O alerta de Luca de Meo (Grupo Renault) sobre os elétricos na Europa
Na visão do “patrão” da Renault, se essa tendência não se reverter, as montadoras europeias podem acabar enfrentando um total de 15 bilhões de euros em disputas por ultrapassarem as metas para as emissões de carbono.
“Se os elétricos permanecerem ao nível atual, a indústria europeia poderá ter de pagar 15 mil milhões de euros em multas ou desistir da produção de mais de 2,5 milhões de veículos”, afirmou Luca de Meo, no passado dia 7 de setembro, à radio francesa France Inter, citado pela Automotive News Europe.
“A velocidade de crescimento dos elétricos é metade do que precisaríamos que fosse para atingir os objetivos que nos permitiriam não pagar multas”, acrescentou o italiano, que também é presidente da ACEA, a Associação Europeia de Construtores de Automóveis.
Está toda a gente a falar de 2035, daqui a 10 anos, mas devíamos estar a falar sobre 2025, porque já estamos em dificuldades.
Luca de Meo, diretor executivo do Grupo Renault e presidente da ACEA
Metas de emissões de carbono mais rígidas na União Europeia em 2025
Isso ganha ainda mais peso porque, em 2025, os construtores terão de cumprir metas de emissões de carbono ainda mais “rígidas” na União Europeia: o limite de emissões médias das vendas de automóveis novos cai de 115,1 g/km (ou 95 g/km, de acordo com o ciclo NEDC) em 2024 para apenas 93,6 g/km (ciclo WLTP).
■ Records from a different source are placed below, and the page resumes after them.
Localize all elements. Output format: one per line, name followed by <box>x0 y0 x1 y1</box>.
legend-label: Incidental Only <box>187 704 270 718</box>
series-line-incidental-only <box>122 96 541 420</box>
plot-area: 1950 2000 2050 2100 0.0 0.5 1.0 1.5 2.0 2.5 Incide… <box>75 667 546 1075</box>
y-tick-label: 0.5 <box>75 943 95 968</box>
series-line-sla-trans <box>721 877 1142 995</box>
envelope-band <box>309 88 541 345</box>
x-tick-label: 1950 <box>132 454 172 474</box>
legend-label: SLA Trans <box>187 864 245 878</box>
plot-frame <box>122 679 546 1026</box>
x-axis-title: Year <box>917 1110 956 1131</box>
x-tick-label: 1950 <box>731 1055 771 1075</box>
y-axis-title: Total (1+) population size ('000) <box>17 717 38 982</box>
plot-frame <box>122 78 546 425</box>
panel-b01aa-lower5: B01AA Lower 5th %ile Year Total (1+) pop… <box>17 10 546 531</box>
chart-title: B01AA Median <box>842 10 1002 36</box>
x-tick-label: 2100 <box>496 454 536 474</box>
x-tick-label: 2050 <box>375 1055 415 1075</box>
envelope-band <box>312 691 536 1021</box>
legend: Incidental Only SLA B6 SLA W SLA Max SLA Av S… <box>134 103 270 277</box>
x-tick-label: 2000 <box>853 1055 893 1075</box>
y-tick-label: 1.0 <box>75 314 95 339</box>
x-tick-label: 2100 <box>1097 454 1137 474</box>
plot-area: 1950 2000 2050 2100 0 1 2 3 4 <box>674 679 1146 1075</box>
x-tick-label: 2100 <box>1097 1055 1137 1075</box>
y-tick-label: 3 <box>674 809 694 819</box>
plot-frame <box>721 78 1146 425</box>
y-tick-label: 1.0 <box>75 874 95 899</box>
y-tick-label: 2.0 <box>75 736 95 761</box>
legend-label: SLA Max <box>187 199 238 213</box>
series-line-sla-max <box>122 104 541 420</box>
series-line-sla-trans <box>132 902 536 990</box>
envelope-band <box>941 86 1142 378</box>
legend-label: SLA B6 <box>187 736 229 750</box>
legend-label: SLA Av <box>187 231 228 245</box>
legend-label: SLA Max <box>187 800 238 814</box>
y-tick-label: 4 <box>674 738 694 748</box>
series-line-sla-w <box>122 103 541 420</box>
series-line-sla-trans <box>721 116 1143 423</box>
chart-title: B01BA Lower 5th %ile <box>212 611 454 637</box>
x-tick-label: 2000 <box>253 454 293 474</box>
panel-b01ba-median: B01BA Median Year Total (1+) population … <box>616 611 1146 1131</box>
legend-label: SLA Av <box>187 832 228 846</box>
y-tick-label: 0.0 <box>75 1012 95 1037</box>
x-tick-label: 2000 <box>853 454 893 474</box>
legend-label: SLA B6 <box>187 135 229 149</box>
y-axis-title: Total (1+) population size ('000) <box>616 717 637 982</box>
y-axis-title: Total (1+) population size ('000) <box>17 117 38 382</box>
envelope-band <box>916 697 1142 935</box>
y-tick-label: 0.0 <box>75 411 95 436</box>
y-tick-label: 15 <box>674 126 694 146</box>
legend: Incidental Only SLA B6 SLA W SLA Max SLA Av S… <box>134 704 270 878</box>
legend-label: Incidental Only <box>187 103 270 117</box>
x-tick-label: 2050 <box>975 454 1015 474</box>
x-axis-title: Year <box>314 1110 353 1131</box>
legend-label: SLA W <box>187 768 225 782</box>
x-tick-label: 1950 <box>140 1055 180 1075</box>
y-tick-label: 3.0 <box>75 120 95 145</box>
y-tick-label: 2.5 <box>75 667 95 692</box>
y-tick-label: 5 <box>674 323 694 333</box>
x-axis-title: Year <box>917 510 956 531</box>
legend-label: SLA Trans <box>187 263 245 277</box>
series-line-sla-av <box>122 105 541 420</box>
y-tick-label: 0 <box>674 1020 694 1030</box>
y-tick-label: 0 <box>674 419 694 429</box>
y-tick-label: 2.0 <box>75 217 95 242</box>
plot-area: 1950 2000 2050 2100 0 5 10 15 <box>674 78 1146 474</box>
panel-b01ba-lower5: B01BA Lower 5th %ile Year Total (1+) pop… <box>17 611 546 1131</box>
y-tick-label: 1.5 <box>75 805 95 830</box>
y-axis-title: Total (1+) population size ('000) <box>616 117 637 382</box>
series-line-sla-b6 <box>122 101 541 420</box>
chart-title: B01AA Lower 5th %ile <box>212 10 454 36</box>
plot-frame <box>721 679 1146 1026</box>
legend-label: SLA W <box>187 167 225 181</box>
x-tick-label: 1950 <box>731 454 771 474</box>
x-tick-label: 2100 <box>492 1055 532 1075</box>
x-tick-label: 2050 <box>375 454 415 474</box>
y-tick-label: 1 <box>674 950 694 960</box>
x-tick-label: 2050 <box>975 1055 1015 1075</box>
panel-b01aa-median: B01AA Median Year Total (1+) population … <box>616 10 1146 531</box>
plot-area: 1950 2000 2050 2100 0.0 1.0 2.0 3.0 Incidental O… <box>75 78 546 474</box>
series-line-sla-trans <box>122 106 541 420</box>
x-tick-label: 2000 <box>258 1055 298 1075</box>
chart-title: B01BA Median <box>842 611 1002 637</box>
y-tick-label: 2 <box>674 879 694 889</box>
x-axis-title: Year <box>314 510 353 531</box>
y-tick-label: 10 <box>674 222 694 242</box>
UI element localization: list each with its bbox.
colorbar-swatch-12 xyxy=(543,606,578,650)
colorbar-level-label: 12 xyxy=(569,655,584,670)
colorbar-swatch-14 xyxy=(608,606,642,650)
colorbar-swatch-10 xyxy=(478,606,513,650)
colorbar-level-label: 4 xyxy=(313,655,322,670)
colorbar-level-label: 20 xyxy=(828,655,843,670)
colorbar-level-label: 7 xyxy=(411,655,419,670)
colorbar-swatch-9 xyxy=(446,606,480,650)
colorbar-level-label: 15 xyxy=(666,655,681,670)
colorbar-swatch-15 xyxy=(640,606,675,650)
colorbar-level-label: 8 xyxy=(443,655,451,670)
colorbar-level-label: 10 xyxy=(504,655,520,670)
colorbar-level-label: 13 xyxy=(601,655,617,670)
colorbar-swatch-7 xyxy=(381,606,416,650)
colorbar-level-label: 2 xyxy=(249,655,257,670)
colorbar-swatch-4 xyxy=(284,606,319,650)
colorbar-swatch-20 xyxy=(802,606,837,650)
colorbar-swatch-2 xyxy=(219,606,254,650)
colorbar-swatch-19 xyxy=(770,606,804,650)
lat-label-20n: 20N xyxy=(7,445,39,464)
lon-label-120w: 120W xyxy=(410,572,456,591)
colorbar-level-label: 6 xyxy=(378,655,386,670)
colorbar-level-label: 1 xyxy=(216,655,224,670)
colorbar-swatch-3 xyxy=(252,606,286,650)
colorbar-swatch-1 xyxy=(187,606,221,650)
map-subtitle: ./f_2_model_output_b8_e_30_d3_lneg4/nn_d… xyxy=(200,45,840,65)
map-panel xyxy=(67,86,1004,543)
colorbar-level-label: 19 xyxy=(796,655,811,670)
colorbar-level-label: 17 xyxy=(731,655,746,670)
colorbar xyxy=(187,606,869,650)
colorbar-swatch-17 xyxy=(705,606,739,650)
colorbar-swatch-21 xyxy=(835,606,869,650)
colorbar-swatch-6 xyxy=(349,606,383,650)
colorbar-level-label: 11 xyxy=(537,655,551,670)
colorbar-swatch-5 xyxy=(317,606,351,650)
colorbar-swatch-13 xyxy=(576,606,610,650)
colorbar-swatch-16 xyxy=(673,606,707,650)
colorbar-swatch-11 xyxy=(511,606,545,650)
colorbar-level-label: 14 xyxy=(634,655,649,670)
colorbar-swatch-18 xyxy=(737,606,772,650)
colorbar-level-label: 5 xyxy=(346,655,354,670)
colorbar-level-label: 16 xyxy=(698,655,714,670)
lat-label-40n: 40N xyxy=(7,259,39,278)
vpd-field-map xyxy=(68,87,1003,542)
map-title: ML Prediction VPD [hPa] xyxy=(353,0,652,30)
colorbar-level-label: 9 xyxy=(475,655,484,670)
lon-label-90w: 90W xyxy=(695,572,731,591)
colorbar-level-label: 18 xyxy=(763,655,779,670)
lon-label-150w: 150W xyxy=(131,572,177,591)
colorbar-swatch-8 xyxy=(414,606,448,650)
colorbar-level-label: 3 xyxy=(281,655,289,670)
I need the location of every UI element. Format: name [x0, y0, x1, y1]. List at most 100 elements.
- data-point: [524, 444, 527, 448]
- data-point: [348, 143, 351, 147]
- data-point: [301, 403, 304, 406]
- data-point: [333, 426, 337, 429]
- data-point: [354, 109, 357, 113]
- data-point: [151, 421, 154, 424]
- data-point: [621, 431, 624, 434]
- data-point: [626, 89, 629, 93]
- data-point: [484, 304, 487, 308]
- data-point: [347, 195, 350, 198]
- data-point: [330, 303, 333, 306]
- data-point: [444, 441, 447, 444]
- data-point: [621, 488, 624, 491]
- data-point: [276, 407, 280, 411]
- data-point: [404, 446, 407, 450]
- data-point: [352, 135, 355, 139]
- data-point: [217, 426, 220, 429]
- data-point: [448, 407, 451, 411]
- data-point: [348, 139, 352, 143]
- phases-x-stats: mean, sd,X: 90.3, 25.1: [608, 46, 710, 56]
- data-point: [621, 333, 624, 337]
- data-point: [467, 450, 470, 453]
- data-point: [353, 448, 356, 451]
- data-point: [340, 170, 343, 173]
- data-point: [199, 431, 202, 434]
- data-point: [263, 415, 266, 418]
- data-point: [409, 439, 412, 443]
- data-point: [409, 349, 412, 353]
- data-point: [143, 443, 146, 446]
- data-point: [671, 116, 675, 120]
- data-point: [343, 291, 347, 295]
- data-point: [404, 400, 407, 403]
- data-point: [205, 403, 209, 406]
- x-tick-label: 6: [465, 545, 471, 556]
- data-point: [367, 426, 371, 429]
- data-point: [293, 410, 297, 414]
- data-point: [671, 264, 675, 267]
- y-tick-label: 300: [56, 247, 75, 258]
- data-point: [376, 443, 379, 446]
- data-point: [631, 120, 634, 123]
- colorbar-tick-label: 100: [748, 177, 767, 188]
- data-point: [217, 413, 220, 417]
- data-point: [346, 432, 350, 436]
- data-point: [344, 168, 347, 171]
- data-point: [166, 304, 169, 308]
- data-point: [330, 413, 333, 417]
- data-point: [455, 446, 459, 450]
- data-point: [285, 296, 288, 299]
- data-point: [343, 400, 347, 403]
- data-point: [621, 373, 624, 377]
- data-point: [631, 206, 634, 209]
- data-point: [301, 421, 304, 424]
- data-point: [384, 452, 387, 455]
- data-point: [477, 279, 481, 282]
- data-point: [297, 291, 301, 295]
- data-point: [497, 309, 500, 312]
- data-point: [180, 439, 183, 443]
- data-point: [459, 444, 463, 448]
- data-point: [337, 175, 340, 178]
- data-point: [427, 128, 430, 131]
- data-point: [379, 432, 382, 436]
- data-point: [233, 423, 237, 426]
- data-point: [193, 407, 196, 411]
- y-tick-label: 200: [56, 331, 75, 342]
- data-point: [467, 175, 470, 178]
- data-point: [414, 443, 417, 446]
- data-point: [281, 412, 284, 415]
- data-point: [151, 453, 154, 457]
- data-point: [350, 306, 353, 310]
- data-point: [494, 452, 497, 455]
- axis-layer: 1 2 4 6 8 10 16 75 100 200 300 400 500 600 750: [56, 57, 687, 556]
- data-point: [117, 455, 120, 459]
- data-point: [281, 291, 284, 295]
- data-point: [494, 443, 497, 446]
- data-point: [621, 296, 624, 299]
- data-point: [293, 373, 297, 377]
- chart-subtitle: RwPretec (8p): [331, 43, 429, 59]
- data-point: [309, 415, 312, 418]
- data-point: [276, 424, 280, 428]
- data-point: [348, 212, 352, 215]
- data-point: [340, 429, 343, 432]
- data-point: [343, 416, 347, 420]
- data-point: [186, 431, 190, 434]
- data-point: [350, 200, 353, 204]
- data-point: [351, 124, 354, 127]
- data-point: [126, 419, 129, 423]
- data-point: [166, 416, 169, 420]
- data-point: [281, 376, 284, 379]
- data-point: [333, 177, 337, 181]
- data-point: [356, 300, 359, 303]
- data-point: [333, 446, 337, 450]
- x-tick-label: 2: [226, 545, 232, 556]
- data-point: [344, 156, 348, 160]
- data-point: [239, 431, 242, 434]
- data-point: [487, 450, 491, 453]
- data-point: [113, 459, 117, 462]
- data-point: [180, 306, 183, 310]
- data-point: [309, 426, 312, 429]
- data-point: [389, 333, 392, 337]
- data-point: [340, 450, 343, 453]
Como funcionam as multas por excesso de CO2
Vale lembrar que ultrapassar os limites de emissões de carbono pode gerar multas de 95 euros por cada grama de CO2 por quilômetro acima do permitido, e esse valor é então multiplicado pelo número de carros vendidos pela marca em questão.
Como Luca de Meo sinaliza, esse mecanismo pode se traduzir em multas de várias centenas de milhões de euros para alguns construtores - chegando, no total, aos tais 15 bilhões de euros que o diretor executivo do Grupo Renault acredita que podem ser aplicados à indústria automotiva europeia.
“Precisamos de ter alguma flexibilidade. Estabelecer prazos e multas sem ser capaz de tornar isso mais flexível é muito, mas mesmo muito perigoso”, atirou.